That's the one area where I have not actually come down on a clear position. I know that people who are in favour of reform toward an MMP style tend to favour open lists, and I can understand why. It basically says this. Why should you be required to do what the party wants you to do? Why not do what you want to do?
On the other hand, we should also know that parties in their choice of whom to place on a list tend to be bringing in certain priorities—for example, under-represented groups, women, and so on—and those are not irrelevant. In addition, we should also not— and I want to say this carefully—assume that voters really want to be given so much choice. In some cases it will probably discourage them.

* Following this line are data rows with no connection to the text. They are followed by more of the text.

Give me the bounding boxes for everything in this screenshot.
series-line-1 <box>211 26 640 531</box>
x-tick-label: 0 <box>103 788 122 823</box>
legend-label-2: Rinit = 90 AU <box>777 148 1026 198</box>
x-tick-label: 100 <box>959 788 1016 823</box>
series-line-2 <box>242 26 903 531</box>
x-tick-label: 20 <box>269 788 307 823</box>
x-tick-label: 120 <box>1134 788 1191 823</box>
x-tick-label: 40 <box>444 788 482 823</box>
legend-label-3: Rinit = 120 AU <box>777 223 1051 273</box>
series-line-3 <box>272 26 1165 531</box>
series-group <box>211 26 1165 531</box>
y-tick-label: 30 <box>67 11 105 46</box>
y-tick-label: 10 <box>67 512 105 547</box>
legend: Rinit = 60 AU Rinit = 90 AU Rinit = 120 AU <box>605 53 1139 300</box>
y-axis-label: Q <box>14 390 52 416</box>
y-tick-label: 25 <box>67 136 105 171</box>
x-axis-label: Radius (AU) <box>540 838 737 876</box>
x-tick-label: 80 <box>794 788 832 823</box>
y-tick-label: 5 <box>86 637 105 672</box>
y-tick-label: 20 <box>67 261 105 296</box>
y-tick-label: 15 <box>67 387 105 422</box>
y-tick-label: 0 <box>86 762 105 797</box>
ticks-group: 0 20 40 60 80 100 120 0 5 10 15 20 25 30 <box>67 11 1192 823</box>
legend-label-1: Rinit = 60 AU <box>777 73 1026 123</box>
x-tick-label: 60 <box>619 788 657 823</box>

Many voters have limited choice. They know which party they like and they can probably also either vote for the local candidate who is from that party or perhaps they have some reason to support a different local candidate. But to assume that they are capable of choosing within a list of people who may not be very local, who may be in part of their region, but the region could be somewhat larger, and to expect them to make that choice, I'm not sure that's entirely desirable.
I don't have a problem with what we call closed lists. That's what they do in the countries that use MMP. Remember, the maximum list size we're talking about now is five or six, because I don't think we want any regional districts with greater than a dozen or 13 total seats. So the number of names coming from the list will never be more than five or six, and we have to remember that. That's the secondary part of the system.
People who've gone to these countries, like Germany, say the real emphasis is on the local MP. That's the one the emphasis is on. Typically, people who are elected from the list, if there's a vacancy in their local districts, will try to get elected in the local district. That's where the emphasis should be. So I do not insist that voters should be able to choose from the names of a regional list, but this is a relatively secondary discussion on which there are good arguments on both sides.